Inviterei tutti coloro i quali  si riempiono la bocca con la buona scuola a fare un giro nelle scuole italiane negli ultimi giorni per rendersi conto di quanto realmente ci sia rimasto di buono. Negli ultimi mesi si sono fatte tante ipotesi e si sono sprecate tante parole, ma bisognerebbe avere il coraggio di vedere oltre che guardare e chiamare le cose con il proprio nome.
Questa non è una denuncia contro i docenti della fase C, tanti di loro sono realmente insegnanti che hanno alle spalle anni di precariato e di esperienza, ma contro coloro che hanno accettato di improvvisarsi tali e soprattutto contro coloro che hanno permesso una simile cosa.

Una volta la scuola era fatta da insegnanti e alunni, la “Buona Scuola” era fatta da insegnanti buoni e, di conseguenza, buoni alunni.
Oggi la scuola ha deciso di essere più buona con tutti ed ha aperto le sue porte, come si fa con le chiese, a chiunque voglia entrarci; la conseguenza è che ci sono tanti nuovi insegnanti, dimenticando che un titolo di studio non rende docenti, tantomeno può rendere bravi docenti.

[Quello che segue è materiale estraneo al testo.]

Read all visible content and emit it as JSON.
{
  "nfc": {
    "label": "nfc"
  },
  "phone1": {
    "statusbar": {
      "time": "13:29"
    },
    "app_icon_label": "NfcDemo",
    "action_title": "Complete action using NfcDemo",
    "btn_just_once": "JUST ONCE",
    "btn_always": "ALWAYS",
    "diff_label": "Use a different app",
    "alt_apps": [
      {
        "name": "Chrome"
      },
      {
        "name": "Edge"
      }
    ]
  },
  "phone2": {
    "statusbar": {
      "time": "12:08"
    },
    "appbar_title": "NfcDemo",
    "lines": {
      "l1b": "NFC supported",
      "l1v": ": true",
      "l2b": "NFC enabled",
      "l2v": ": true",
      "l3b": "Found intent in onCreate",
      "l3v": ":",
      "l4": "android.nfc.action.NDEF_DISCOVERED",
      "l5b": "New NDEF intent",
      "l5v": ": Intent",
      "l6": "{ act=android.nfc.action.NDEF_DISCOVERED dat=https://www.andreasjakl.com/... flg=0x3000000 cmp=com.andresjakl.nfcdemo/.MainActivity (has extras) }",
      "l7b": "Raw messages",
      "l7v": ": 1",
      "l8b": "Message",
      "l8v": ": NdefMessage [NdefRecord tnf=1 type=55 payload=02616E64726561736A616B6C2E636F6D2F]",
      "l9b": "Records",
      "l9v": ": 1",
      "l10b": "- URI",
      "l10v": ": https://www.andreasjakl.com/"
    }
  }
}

Un docente impara ad insegnare lavorando sul campo, con anni di esperienza e crescita professionale; un docente non diventa bravo se non ha nel cuore la passione per quello che fa, se non riesce a trasmettere il suo amore per le discipline, insegnando ad amarle come lui le ama. Questa passione non si impara strada facendo, è un sentimento che nasce dal cuore e non dal conto in banca; l’insegnamento è una vocazione  non una professione.
Tutte le nostre scuole sono state invase da nuove figure professionali che si sono improvvisate insegnanti dall’oggi al domani, ma che possiamo riconoscere già nell’atrio perché li vediamo arrivare con calma (tanto non devono correre in classe) e non sono carichi di borse e libri (tanto non faranno lezione); prenderanno un posto a sedere e tra uno sbadiglio e l’altro (annaspando come pesci fuor d’acqua) butteranno un occhio all’orologio nella trepida attesa del suono della campana, ma non per andare in classe…..solo per tornare nel proprio mondo e, spesso, al proprio lavoro.